では、先のリフォームが平成28年3月だったらどうなるでしょうか?上の表でいくと700万円が非課税枠なので1,000万円▲700万円=300万円のオーバーが出ます。これについては、こんなチョイスがあります。「暦年贈与OR相続時精算課税」
① オーバーした300万円を通常の「暦年贈与」として処理して19万円の贈与税を払う
② オーバーした300万円に「相続時精算課税制度」を適用して贈与税は0円としてしまい相続税で払う
2.借用書を交わして少しずつ返済する
1つ目の贈与をストレートに申告するのとは異なる方法として、1,000万円は一時的に親が負担してあげるがお金の余裕が出てきたら息子は親に返してねという借用書を作成する方法です。1,000万円はあげたのではないので、贈与税はかからないという理屈です。
申告の手間もいらない・贈与税もかからないというシンプルな方法ですが、あとで税務署に貸しただけと言ってるが実態は贈与しているだろうと責められることがないように、借用書という形式と利息や元本を少しずつ返しているなどの実体を必ず整えておきましょう。ここで不足があると、先のそのままにしている場合のように多額の贈与税の負担リスクを抱えてしまいます。
ベストはどれか?相続税の試算をしたうえでチョイスする
では、贈与税の申告をする方法・借用書を書く方法どちらがベストか?前者として、オーバーする金額がある場合に暦年贈与か相続時精算課税を選択するか?どんなかんじで決めるのか。
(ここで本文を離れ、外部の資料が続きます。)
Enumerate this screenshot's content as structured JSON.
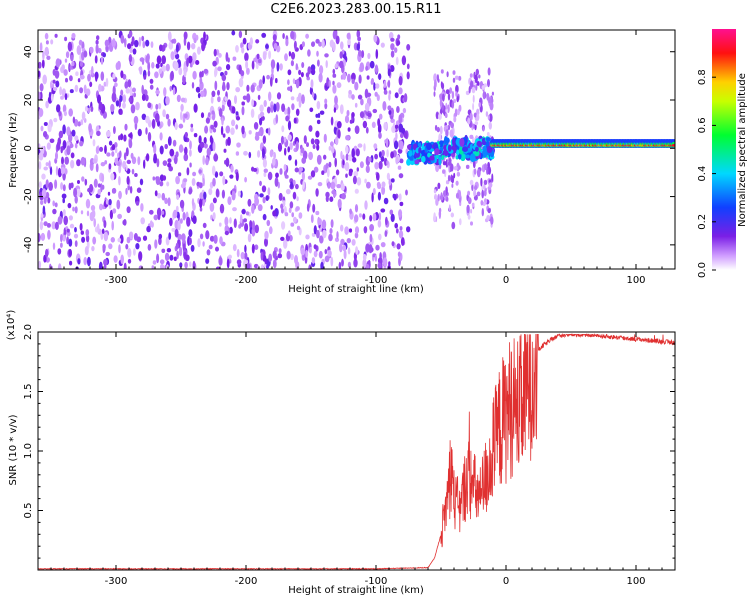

個人ごとの具体的な事情に応じて・・となりますが、シンプルな一応の目安として相続税の試算をもとに決めることできます。
1,000万円のリフォーム代を負担してあげる親が相続税がある程度かかる人であることが分かれば、「贈与税の申告をする方法+暦年贈与」がベストのケースが多いです。相続税のかかる人については、相続時精算課税や借用書を書く方法だとあげた1,000万円に贈与税より多い相続税がかかる場合があるためです。
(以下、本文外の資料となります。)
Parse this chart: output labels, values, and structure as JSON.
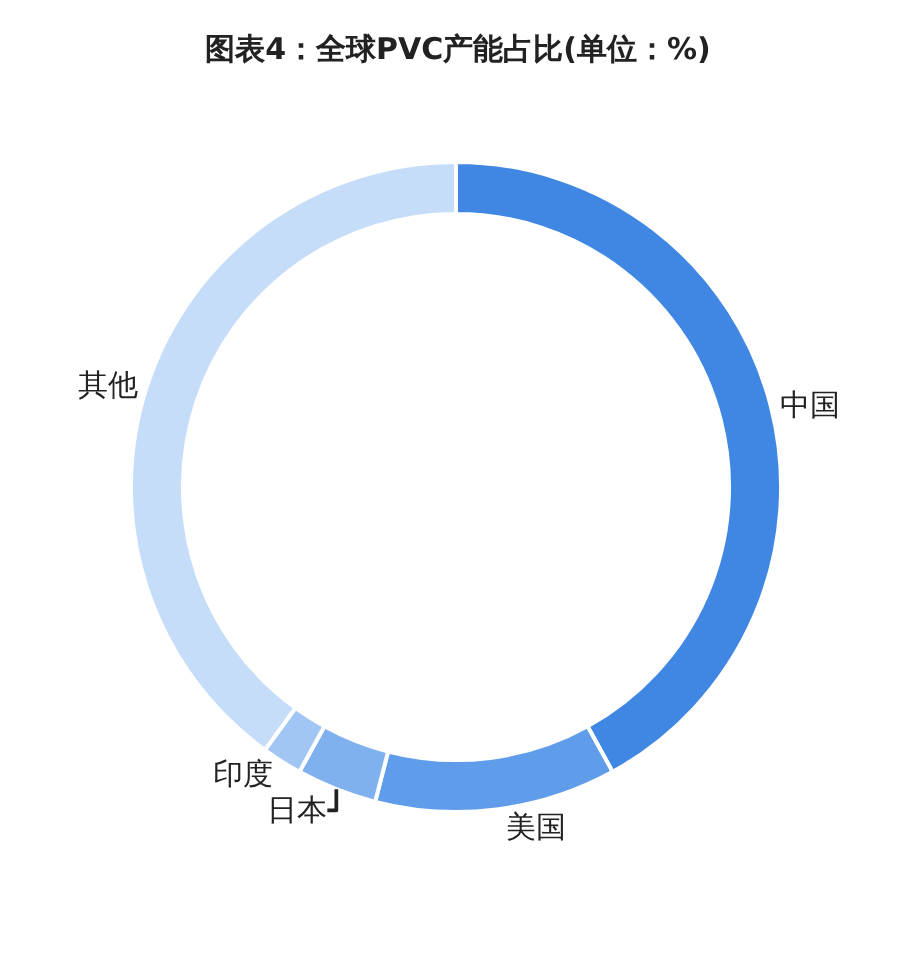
{
  "chart_data": {
    "type": "donut",
    "title": "图表4：全球PVC产能占比(单位：%)",
    "categories": [
      "中国",
      "美国",
      "日本",
      "印度",
      "其他"
    ],
    "values": [
      42,
      12,
      4,
      2,
      40
    ],
    "colors": [
      "#3f87e3",
      "#5f9ce9",
      "#80b1ef",
      "#a2c6f4",
      "#c5ddf9"
    ],
    "legend": false
  }
}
他方、相続税がかからない人であることが分かれば、出費だけ考えると「借用書を書く方法」がベストのケースが多くなります。ただ、親子で借用書を交わすことに違和感ある方も多いので、そのあたりとの兼ね合いで「贈与税の申告をする方法+相続時精算課税」を使う方も多いです。
というわけで、子の自宅のリフォーム代を負担してあげようと考えた際には相続税の試算を頼んで、その結果を受けて具体的な事情と合わせて、ベストな方法を検討してもらいましょう。